Health Services Program
The Alachua County Public School Health Services program provides professional and compassionate health care to students during their school day. It is our mission to promote and maintain the physical and mental well being of our students to ensure their success at school. As nurses, we encourage healthy lifestyles. School health staff follow Health Handbook procedures which are updated by the School Health Advisory Council. The School Health Plan is also updated yearly and outlines specific nursing interventions for the school year. Parent and staff involvement and input is welcome.
Parent Consent for Healthcare
Under Florida law, parents/guardians must give active consent for their child to receive health care such as management for chronic health conditions, vision/hearing/scoliosis/dental screening, and other services. ALL students will be provided with emergency care, first aid treatment and acute care as deemed necessary by a school nurse, even without active consent from a parent/guardian.
If your child needs medication at school for any reason, you must also complete a Medication/Treatment Authorization Form, which is available from your school nurse and on this site.
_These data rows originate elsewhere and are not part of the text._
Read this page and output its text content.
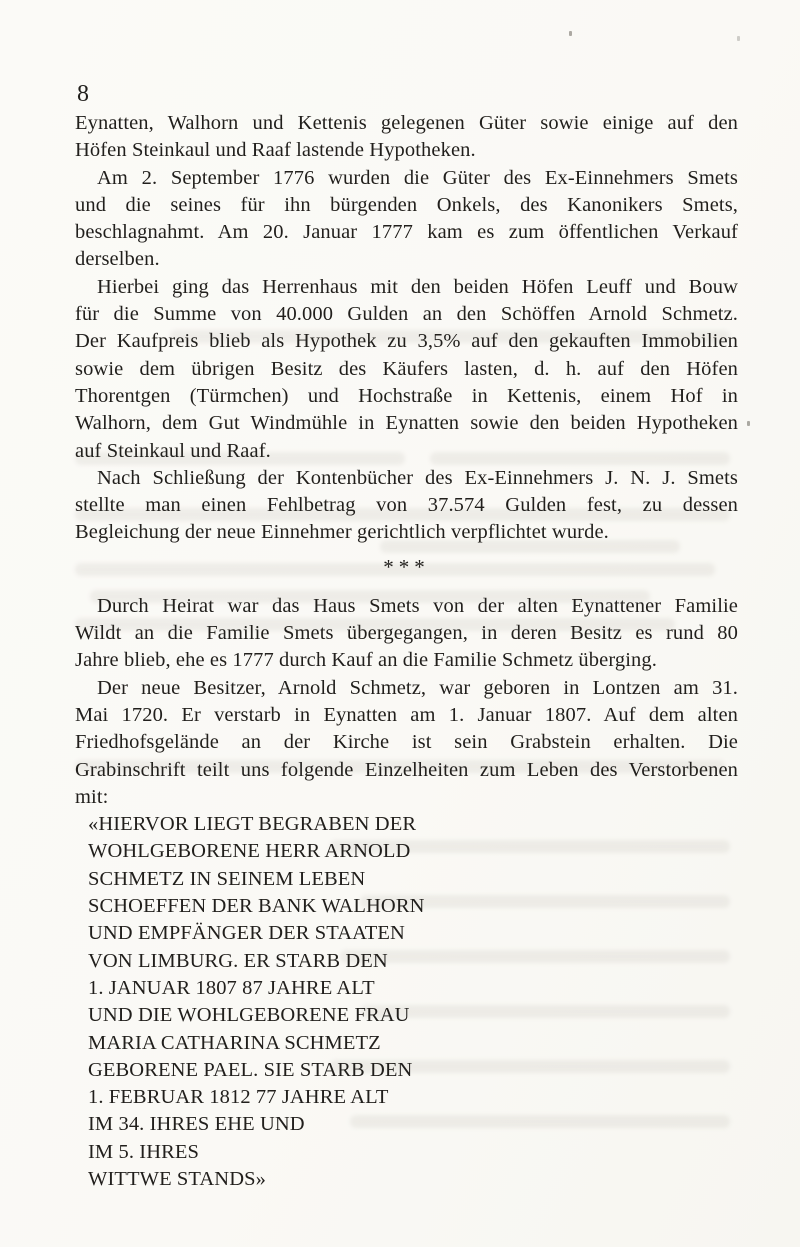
8
Eynatten, Walhorn und Kettenis gelegenen Güter sowie einige auf den
Höfen Steinkaul und Raaf lastende Hypotheken.
Am 2. September 1776 wurden die Güter des Ex-Einnehmers Smets
und die seines für ihn bürgenden Onkels, des Kanonikers Smets,
beschlagnahmt. Am 20. Januar 1777 kam es zum öffentlichen Verkauf
derselben.
Hierbei ging das Herrenhaus mit den beiden Höfen Leuff und Bouw
für die Summe von 40.000 Gulden an den Schöffen Arnold Schmetz.
Der Kaufpreis blieb als Hypothek zu 3,5% auf den gekauften Immobilien
sowie dem übrigen Besitz des Käufers lasten, d. h. auf den Höfen
Thorentgen (Türmchen) und Hochstraße in Kettenis, einem Hof in
Walhorn, dem Gut Windmühle in Eynatten sowie den beiden Hypotheken
auf Steinkaul und Raaf.
Nach Schließung der Kontenbücher des Ex-Einnehmers J. N. J. Smets
stellte man einen Fehlbetrag von 37.574 Gulden fest, zu dessen
Begleichung der neue Einnehmer gerichtlich verpflichtet wurde.
***
Durch Heirat war das Haus Smets von der alten Eynattener Familie
Wildt an die Familie Smets übergegangen, in deren Besitz es rund 80
Jahre blieb, ehe es 1777 durch Kauf an die Familie Schmetz überging.
Der neue Besitzer, Arnold Schmetz, war geboren in Lontzen am 31.
Mai 1720. Er verstarb in Eynatten am 1. Januar 1807. Auf dem alten
Friedhofsgelände an der Kirche ist sein Grabstein erhalten. Die
Grabinschrift teilt uns folgende Einzelheiten zum Leben des Verstorbenen
mit:
«HIERVOR LIEGT BEGRABEN DER
WOHLGEBORENE HERR ARNOLD
SCHMETZ IN SEINEM LEBEN
SCHOEFFEN DER BANK WALHORN
UND EMPFÄNGER DER STAATEN
VON LIMBURG. ER STARB DEN
1. JANUAR 1807 87 JAHRE ALT
UND DIE WOHLGEBORENE FRAU
MARIA CATHARINA SCHMETZ
GEBORENE PAEL. SIE STARB DEN
1. FEBRUAR 1812 77 JAHRE ALT
IM 34. IHRES EHE UND
IM 5. IHRES
WITTWE STANDS»
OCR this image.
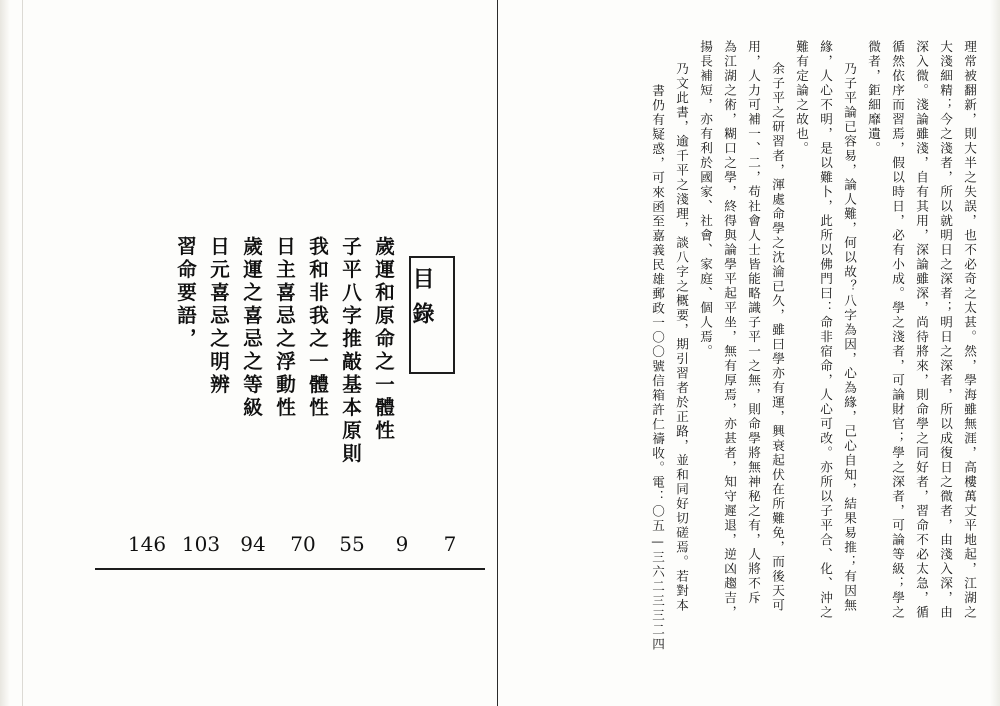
理常被翻新，則大半之失誤，也不必奇之太甚。然，學海雖無涯，高樓萬丈平地起，江湖之
大淺細精；今之淺者，所以就明日之深者；明日之深者，所以成復日之微者，由淺入深，由
深入微。淺論雖淺，自有其用，深論雖深，尚待將來，則命學之同好者，習命不必太急，循
循然依序而習焉，假以時日，必有小成。學之淺者，可論財官；學之深者，可論等級；學之
微者，鉅細靡遺。
乃子平論已容易，論人難，何以故？八字為因，心為緣，己心自知，結果易推；有因無
緣，人心不明，是以難卜，此所以佛門曰：命非宿命，人心可改。亦所以子平合、化、沖之
難有定論之故也。
余子平之研習者，渾處命學之沈淪已久，雖曰學亦有運，興衰起伏在所難免，而後天可
用，人力可補一、二，苟社會人士皆能略識子平一之無，則命學將無神秘之有，人將不斥
為江湖之術，糊口之學，終得與論學平起平坐，無有厚焉，亦甚者，知守遲退，逆凶趨吉，
揚長補短，亦有利於國家、社會、家庭、個人焉。
乃文此書，逾千平之淺理，談八字之概要，期引習者於正路，並和同好切磋焉。若對本
書仍有疑惑，可來函至嘉義民雄郵政一〇〇號信箱許仁禱收。電：〇五—三六二三三二四
目錄
習命要語， 日元喜忌之明辨 歲運之喜忌之等級 日主喜忌之浮動性 我和非我之一體性 子平八字推敲基本原則 歲運和原命之一體性
7
9
55
70
94
103
146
Completed Medication/Treatment Authorization forms must be submitted in person to your school nurse.
To give active consent for your child to receive screenings and other health services at school, you must complete the new Consent for Health Services form. The form can be found under "Annual Updates" in your Skyward Family Access account.
If you do not have a Skyward Family Access account, you can set one up online or by emailing email@example.com and providing: your full name and a photo ID; your student’s full name, date of birth, grade level and school. A Skyward Family Access account also gives you access to your child’s grades, test scores, attendance records and other important information.
Parents/guardians without a Family Access account can also request a hard copy of the health form and other required annual forms from their child’s school.
We appreciate your help as we work to provide the healthcare services you want for your student.